As noted at the time, the analysis was purely hypothetical and did not consider the outflows from Grayscale GBTC. Additionally, it only looked at BlackRock, the largest fund’s inflows, to simplify the data at that point. The exercise aimed to emphasize the potential for a supply squeeze and the lack of liquid Bitcoin to facilitate persistent ETF pressure on the supply. On Jan. 18, BlackRock had 25,067 BTC under management, valued at $1 billion.

Interestingly, while the inflows into BlackRock did not maintain the 6,266 BTC daily average pressure, inflows into the Newborn Nine have surpassed this level. BlackRock currently has 130,231 BTC under management, whereas the fund would have 275,707 BTC if it continued at 6,266 BTC daily. However, on Jan. 18, 6,266 BTC was valued at $258 million, which would now represent an inflow of $357 million, given the dramatic price surge.

It’s important to remember that the spot Bitcoin ETFs are purchased with dollars and denominated in dollars in a brokerage account. Thus, while inflows into the ETF have been consistent in dollar terms, they have been reduced in terms of Bitcoin purchases.

Across the Newborn Nine, 303,002 BTC is now held under management per K33 Research. Looking at the CryptoSlate table used for the Jan. 18 article, this aligns with inflows projected for BlackRock by March 2, 2024.

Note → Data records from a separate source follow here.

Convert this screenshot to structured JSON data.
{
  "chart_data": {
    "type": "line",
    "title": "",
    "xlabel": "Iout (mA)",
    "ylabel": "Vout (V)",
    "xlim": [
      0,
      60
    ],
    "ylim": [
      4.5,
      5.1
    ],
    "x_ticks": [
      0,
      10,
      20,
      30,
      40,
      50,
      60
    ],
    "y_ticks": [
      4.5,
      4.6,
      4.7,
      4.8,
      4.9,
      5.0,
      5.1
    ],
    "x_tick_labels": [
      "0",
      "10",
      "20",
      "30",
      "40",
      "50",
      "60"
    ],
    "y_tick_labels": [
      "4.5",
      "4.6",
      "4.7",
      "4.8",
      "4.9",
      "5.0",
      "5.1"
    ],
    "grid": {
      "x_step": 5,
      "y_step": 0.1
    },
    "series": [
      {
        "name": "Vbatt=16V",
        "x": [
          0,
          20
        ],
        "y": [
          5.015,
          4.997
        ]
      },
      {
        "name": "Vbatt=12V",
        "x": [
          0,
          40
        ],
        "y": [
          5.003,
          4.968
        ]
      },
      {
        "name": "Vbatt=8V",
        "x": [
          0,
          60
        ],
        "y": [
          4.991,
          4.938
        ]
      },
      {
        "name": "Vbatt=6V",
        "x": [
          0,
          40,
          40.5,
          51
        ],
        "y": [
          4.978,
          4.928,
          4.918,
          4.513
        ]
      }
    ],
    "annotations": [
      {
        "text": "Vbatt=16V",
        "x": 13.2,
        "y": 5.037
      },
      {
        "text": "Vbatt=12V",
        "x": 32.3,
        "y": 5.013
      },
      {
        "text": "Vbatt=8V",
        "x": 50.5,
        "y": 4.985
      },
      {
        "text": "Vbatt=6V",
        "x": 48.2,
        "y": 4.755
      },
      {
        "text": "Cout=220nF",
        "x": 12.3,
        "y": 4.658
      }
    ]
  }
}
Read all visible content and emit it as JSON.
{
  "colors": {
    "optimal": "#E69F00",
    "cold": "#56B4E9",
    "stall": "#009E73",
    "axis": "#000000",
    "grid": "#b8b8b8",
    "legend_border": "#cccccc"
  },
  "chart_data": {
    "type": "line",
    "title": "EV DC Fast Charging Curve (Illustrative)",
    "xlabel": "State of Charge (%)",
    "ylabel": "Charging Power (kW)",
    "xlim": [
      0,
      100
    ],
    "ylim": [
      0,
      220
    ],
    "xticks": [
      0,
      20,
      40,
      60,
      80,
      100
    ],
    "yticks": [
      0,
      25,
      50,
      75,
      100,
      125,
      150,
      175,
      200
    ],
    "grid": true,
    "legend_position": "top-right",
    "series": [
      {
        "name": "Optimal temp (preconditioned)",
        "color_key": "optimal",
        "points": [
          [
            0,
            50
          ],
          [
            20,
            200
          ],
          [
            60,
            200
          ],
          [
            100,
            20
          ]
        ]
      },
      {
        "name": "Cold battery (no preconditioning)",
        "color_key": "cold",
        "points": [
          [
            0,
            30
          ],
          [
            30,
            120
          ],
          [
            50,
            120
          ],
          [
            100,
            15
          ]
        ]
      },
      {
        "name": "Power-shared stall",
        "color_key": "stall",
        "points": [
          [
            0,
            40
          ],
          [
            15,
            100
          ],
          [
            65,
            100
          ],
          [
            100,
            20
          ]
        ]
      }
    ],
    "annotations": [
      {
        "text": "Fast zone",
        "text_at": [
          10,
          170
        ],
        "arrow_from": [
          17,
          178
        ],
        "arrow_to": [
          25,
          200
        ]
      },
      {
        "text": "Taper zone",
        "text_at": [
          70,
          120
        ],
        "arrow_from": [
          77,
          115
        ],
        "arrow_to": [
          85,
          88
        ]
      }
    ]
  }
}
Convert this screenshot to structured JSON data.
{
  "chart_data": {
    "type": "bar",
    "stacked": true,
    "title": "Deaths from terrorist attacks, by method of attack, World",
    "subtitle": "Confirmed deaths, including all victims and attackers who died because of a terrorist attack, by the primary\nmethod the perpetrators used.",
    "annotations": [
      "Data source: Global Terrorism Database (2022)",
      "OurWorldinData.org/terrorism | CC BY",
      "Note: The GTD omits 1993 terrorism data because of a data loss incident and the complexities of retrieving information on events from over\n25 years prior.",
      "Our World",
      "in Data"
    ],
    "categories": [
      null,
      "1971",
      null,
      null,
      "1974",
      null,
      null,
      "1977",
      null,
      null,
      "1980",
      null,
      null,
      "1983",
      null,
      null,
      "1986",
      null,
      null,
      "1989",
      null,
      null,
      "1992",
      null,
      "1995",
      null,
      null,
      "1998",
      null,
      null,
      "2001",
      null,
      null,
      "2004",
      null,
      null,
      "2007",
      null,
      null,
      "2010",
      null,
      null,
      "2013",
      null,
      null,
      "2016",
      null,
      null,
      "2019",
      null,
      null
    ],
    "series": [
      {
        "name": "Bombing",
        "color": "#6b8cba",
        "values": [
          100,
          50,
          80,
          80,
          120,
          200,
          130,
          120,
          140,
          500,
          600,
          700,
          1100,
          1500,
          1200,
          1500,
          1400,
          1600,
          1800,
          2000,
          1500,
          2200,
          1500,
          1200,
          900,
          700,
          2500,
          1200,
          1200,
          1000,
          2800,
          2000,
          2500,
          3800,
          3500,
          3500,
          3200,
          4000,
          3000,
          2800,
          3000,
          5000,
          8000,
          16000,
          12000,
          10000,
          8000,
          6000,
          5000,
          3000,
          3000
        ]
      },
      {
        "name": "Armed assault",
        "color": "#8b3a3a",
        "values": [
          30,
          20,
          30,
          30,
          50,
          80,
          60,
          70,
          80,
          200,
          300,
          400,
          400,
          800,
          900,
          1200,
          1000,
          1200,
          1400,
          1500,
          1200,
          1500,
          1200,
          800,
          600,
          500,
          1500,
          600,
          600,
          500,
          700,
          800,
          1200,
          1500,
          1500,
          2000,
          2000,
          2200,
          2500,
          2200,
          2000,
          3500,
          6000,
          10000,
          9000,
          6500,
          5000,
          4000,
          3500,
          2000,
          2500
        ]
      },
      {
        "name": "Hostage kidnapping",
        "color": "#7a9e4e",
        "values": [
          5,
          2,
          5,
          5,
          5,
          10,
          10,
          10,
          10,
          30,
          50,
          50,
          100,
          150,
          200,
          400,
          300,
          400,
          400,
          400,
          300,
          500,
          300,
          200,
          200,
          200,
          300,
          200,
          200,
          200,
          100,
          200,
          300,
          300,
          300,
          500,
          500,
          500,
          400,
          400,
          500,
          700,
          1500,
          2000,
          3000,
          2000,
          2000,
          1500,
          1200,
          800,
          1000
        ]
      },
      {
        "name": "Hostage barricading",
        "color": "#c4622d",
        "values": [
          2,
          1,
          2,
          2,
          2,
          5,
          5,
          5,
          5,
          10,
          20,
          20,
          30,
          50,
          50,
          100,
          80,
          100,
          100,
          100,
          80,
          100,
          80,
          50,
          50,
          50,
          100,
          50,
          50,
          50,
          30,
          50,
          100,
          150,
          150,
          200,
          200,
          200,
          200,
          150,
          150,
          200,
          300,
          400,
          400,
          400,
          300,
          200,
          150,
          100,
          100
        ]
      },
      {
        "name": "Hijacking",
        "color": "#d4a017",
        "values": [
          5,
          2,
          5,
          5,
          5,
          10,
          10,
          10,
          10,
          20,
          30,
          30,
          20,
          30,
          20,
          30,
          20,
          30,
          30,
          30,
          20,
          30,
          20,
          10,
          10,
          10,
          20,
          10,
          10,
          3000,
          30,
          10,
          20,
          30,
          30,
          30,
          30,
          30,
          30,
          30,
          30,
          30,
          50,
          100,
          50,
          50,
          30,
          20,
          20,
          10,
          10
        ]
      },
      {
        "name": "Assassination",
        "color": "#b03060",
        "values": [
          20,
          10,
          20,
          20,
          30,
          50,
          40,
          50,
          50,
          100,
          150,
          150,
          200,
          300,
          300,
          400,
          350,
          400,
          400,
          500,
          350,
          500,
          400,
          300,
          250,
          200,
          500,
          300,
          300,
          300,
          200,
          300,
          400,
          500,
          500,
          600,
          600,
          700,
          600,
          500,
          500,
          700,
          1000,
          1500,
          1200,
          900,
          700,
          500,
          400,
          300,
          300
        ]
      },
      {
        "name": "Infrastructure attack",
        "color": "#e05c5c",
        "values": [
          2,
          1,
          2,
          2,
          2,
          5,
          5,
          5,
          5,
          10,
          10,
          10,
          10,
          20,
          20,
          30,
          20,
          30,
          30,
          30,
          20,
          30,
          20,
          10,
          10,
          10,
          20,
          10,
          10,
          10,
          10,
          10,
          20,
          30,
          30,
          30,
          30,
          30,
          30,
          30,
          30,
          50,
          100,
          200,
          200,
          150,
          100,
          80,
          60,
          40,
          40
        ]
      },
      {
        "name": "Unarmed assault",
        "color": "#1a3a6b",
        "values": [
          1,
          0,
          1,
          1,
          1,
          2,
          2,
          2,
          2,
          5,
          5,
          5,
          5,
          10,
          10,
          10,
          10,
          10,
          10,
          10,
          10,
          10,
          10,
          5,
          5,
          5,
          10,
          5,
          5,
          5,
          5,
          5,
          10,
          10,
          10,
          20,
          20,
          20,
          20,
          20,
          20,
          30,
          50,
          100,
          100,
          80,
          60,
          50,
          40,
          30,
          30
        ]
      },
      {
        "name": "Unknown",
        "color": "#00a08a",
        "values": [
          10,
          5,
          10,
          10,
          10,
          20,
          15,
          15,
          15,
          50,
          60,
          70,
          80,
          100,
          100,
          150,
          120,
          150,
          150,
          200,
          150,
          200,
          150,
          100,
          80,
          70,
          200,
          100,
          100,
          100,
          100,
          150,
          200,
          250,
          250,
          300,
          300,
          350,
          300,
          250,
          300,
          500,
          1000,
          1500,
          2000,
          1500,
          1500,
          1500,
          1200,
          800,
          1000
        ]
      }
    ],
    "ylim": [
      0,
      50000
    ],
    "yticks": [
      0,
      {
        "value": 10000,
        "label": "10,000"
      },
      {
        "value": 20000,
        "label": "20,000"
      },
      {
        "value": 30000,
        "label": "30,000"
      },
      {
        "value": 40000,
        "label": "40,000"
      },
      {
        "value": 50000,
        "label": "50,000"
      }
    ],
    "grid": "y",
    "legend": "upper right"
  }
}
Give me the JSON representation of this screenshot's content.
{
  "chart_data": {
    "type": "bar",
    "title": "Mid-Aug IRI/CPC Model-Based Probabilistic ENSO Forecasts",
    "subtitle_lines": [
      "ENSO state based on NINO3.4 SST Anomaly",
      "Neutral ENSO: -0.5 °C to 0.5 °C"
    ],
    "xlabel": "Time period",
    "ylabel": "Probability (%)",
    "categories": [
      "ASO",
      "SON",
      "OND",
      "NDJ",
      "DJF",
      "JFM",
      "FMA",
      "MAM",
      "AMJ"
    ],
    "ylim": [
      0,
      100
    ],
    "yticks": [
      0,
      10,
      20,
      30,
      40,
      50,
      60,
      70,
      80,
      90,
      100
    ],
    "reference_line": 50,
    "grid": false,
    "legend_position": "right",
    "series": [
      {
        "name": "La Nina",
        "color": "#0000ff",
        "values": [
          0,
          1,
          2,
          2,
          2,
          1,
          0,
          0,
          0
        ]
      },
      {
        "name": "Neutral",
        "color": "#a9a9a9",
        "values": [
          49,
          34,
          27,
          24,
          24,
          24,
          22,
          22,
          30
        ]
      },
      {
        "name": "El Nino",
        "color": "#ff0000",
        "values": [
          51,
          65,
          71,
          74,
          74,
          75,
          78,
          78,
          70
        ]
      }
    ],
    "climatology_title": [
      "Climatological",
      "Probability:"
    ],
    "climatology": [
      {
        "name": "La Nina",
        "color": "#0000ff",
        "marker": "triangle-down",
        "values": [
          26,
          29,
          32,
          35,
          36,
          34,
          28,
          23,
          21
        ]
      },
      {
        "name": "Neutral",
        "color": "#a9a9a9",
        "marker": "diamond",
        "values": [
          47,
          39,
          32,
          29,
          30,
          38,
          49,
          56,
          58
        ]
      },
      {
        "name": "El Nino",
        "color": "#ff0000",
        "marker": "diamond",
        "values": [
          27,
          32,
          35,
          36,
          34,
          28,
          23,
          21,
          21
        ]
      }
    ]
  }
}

Using this data, should the Newborn Nine continue to absorb Grayscale’s declining outflows and purchase additional Bitcoin from the broader market at this pace, 1 million BTC could be under management by June. Further, this rate would swallow the BTC equivalent of the entire current liquid supply of Bitcoin (roughly 1.3 million BTC) by September.

On Feb. 8, I discussed the potential for the ‘Mother of all Supply Squeezes‘ for Bitcoin, which is akin to the GameStop saga but even more effective. The price has surged 29% since that article went live in just 19 days, an average of 0.65% per day. Bitcoin ETFs have continued to buy, and Grayscale’s outflows are slowing.

The requirements for a supply squeeze appear to be present; the only question I see is, at what level does the demand become affected by the price? Do Bitcoin ETF purchasers continue to buy if Bitcoin is at $100,000? Well, at that price, BlackRock’s IBIT would be around $60 per share. That doesn’t sound quite as expensive to new investors now, does it?